On January 5, 2018, U.S. Magistrate Judge Susan Paradise Baxter issued an opinion and order in the U.S. District Court for the Western District of Pennsylvania which sanctioned two attorneys from the Community Environmental Legal Defense Fund (CELDF) for advancing “discredited” community-rights based arguments to oppose the issuance of an injection well permit by the United States Environmental Protection Agency (USEPA).
Pennsylvania General Energy Company, LLC (PGE) is a private oil and gas exploration and development company that owns and operates natural gas wells in Grant Township, PA. In 1997, a predecessor entity of PGE established a deep gas well in Grant Township on a property known as Yanity Farm. On September 11, 2014, PGE received a final permit from USEPA to convert the Yanity Well into an injection well.
According to the court, CELDF assisted and directed Grant Township in adopting the Community Bill of Rights Ordinance (CBR) on June 3, 2014. The CBR prohibits any corporation from “engag[ing] in the depositing of waste from oil and gas extraction” and invalidates any “permit, license, privilege, charter, or other authority issued by any state or federal entity which would violate [this prohibition] or any rights secured by [the CBR], the Pennsylvania Constitution, the United States Constitution, or other laws.” The court noted that CELDF has supported other such “local control” efforts aimed at giving local municipalities the power to ban fracking within their borders by pre-empting state and federal laws, and that similar ordinances have consistently been held to be unconstitutional when challenged in court.

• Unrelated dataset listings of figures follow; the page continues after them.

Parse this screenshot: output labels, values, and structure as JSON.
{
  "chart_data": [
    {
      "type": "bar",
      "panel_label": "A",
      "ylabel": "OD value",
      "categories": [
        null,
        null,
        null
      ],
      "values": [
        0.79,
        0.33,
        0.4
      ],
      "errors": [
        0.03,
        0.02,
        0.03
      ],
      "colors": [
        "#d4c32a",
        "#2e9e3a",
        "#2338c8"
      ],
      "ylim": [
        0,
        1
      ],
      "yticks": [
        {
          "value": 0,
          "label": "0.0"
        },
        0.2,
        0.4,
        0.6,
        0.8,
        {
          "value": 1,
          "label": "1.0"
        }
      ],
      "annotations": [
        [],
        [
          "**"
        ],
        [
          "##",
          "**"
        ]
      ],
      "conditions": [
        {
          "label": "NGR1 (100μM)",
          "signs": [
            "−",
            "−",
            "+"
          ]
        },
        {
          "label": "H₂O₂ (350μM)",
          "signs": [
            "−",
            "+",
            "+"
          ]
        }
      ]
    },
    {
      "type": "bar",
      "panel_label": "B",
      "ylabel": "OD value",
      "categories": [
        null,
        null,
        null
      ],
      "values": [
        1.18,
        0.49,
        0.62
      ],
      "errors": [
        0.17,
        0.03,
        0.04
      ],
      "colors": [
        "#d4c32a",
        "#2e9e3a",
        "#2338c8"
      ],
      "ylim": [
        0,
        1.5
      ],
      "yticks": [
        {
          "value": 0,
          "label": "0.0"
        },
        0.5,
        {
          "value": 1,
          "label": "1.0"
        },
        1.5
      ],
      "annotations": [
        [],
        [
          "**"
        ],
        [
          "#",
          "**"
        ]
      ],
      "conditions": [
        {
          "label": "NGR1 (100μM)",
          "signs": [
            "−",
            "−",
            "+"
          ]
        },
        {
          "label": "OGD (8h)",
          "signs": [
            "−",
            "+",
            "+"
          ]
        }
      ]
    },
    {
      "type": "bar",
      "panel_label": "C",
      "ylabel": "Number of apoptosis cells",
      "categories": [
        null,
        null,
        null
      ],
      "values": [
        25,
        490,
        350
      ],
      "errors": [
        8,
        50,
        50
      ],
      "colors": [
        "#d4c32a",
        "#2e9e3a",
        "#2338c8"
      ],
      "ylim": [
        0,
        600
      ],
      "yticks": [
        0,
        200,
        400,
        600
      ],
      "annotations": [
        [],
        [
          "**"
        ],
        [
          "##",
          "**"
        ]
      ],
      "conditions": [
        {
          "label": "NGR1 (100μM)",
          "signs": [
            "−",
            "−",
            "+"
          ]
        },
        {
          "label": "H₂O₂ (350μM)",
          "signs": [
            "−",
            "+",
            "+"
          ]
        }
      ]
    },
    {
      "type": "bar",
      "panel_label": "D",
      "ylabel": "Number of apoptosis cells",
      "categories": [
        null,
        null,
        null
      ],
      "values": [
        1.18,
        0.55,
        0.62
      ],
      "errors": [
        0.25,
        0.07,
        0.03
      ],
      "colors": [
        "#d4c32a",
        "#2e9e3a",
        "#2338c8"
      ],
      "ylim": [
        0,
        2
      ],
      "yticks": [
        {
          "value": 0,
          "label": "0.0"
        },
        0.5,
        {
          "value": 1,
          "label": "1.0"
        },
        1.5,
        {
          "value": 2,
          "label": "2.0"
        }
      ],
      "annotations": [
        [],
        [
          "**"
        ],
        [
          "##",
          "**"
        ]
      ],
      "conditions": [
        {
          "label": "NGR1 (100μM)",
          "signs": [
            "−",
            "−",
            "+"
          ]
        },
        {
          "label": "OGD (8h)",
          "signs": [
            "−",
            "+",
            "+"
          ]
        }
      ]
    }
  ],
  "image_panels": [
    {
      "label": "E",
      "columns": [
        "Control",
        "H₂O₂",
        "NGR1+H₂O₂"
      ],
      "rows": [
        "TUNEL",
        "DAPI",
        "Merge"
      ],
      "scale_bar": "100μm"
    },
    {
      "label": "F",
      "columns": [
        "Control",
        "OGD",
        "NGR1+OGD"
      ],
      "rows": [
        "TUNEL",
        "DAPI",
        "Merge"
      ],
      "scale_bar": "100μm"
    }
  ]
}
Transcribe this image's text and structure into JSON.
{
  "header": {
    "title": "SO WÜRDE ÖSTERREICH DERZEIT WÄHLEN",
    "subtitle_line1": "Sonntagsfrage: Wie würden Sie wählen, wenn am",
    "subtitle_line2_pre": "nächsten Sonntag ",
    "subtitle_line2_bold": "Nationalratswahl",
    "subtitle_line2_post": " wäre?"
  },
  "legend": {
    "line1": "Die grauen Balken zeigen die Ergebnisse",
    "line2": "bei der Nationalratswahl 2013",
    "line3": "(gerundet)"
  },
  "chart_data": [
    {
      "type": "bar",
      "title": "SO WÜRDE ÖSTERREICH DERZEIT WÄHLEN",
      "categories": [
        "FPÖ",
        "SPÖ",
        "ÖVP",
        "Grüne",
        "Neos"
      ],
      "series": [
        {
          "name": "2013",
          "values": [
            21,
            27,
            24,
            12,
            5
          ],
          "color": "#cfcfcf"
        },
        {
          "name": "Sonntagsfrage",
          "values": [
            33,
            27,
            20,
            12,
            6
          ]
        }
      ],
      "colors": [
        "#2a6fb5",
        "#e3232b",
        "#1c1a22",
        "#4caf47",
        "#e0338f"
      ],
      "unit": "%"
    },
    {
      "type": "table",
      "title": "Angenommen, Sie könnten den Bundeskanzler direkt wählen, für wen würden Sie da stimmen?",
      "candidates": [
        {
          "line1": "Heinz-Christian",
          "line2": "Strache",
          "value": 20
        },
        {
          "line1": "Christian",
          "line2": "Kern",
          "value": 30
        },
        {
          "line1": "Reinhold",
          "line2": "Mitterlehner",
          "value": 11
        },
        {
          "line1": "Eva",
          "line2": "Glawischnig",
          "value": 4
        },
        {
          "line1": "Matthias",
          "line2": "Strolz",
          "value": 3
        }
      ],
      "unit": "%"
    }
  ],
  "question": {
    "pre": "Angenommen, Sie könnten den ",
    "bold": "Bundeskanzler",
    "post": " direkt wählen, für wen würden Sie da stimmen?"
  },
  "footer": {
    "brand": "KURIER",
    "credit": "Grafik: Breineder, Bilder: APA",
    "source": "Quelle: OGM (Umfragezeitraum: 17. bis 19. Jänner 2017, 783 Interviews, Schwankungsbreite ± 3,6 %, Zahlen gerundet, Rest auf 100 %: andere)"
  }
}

On August 8, 2014, PGE filed an action challenging the constitutionality, validity, and enforceability of the CBR. As the litigation continued, PGE also filed a motion for sanctions to be imposed on CELDF’s attorneys as a result of CELDF’s “frivolous, unfounded, harassing pleadings and motions in pursuit of … illegitimate ends, thereby increasing litigation costs, abusing process, and wasting judicial resources.” PGE argued that CELDF must be aware of the frivolous nature of the claims asserted by them in the subject action, given that identical arguments have been raised by CELDF and its attorneys in prior litigation and uniformly rejected by courts in numerous jurisdictions. The court agreed with PGE, stating, in part, that CELDF’s attorneys’ conduct resulted from “bad faith and not well-intentioned zeal.” The court wrote:
In determining the propriety of sanctions for advancing plainly unreasonable arguments, the Court has examined CELDF’s federal environmental litigation occurring over the past fifteen years in Pennsylvania. CELDF … has championed the notion of “community self-governance” as justification for CELDF-drafted local ordinances to invalidate corporate property rights, and to strike at the preemptive effect of state and federal law where in conflict with a community-enacted ordinance … In each cited action, the district court reviewed CELDF’s arguments and found them wanting, lacking argument predicated in law or facts, and failing to justify setting aside historically well-settled legal precepts. The most recent cases, including the instant action, find identical arguments reasserted, but not advanced in any material manner by distinguishing facts, analogy, or supporting case law from any court of coordinate or superior jurisdiction.
The two attorneys for CELDF were sanctioned a total of $52,000. The order also stated that one of the attorneys, CELDF Executive Director Thomas Linzey, would be referred to the Disciplinary Board of the Supreme Court of Pennsylvania “for such further proceedings as the Board may deem appropriate.”
A trial as to PGE’s remaining claims is scheduled for May 2018.